Car l'Angleterre joué sa carte. Elle est pour le redressement de l'Allemagne. Les États-Unis se sont retirés de la scène européenne et, devenus isolationnistes, ne font pas partie de la Société des Nations.
Mais comme les Anglais, ils soutiennent les Allemands, qui refusent de verser à la France les réparations fixées par le traité de Versailles.
« Le Boche paiera », avaient répété les politiciens français.
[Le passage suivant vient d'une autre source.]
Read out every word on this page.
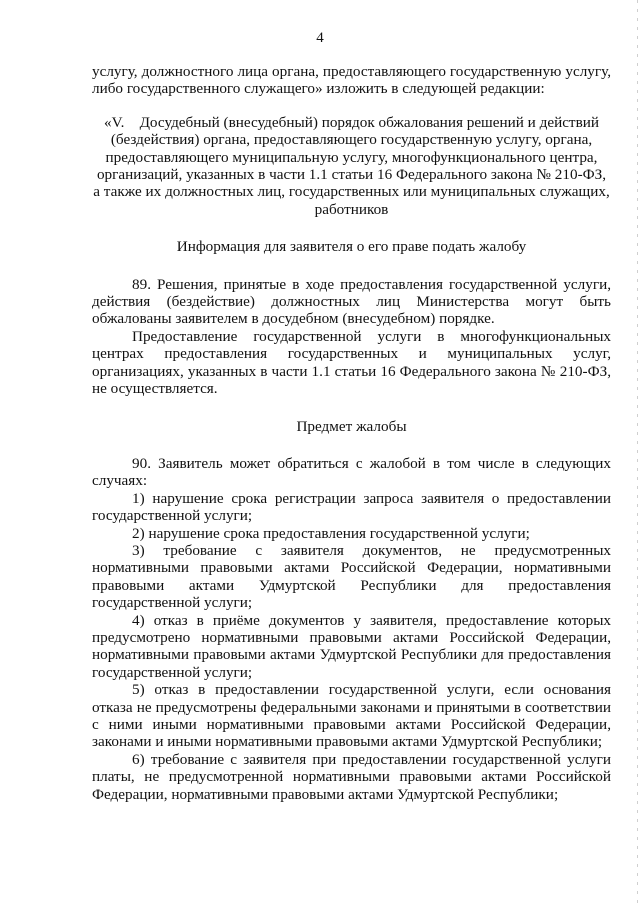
4

услугу, должностного лица органа, предоставляющего государственную услугу, либо государственного служащего» изложить в следующей редакции:

«V. Досудебный (внесудебный) порядок обжалования решений и действий (бездействия) органа, предоставляющего государственную услугу, органа, предоставляющего муниципальную услугу, многофункционального центра, организаций, указанных в части 1.1 статьи 16 Федерального закона № 210-ФЗ, а также их должностных лиц, государственных или муниципальных служащих, работников

Информация для заявителя о его праве подать жалобу

89. Решения, принятые в ходе предоставления государственной услуги, действия (бездействие) должностных лиц Министерства могут быть обжалованы заявителем в досудебном (внесудебном) порядке.

Предоставление государственной услуги в многофункциональных центрах предоставления государственных и муниципальных услуг, организациях, указанных в части 1.1 статьи 16 Федерального закона № 210-ФЗ, не осуществляется.

Предмет жалобы

90. Заявитель может обратиться с жалобой в том числе в следующих случаях:

1) нарушение срока регистрации запроса заявителя о предоставлении государственной услуги;

2) нарушение срока предоставления государственной услуги;

3) требование с заявителя документов, не предусмотренных нормативными правовыми актами Российской Федерации, нормативными правовыми актами Удмуртской Республики для предоставления государственной услуги;

4) отказ в приёме документов у заявителя, предоставление которых предусмотрено нормативными правовыми актами Российской Федерации, нормативными правовыми актами Удмуртской Республики для предоставления государственной услуги;

5) отказ в предоставлении государственной услуги, если основания отказа не предусмотрены федеральными законами и принятыми в соответствии с ними иными нормативными правовыми актами Российской Федерации, законами и иными нормативными правовыми актами Удмуртской Республики;

6) требование с заявителя при предоставлении государственной услуги платы, не предусмотренной нормативными правовыми актами Российской Федерации, нормативными правовыми актами Удмуртской Республики;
Mais Berlin se dérobe, et la crise économique et financière de 1929 libère des ferments de violence, déjà présents dans tous les pays européens.

En fait, la Première Guerre mondiale a ébranlé tous les continents, détruit les règles morales.
On a tué pendant quatre ans. En masse et sauvagement.
Les hommes, sous l'uniforme, ont appris à vivre en « rang », à marcher au pas, à partager la violence, le meurtre légal.
Le fascisme et le nazisme sont sortis de ce chaudron de sorcières qu'est la guerre.
Dès les années vingt, les adhérents des partis fasciste et nazi, mais aussi ceux des partis socialistes, comme les membres des associations d'anciens combattants défilent en « uniforme ». C'est le temps des chemises noires, brunes, rouges, bleues... Les anciens combattants recherchent la fraternité des tranchées. Ceux qui ont été en première ligne forment en France le mouvement des Croix-de-Feu.
On se bat contre les communistes. La guerre civile est une hypothèse réaliste.


1. Aragon, La guerre et ce qui s'en suivit, Le Roman inachevé, 1956.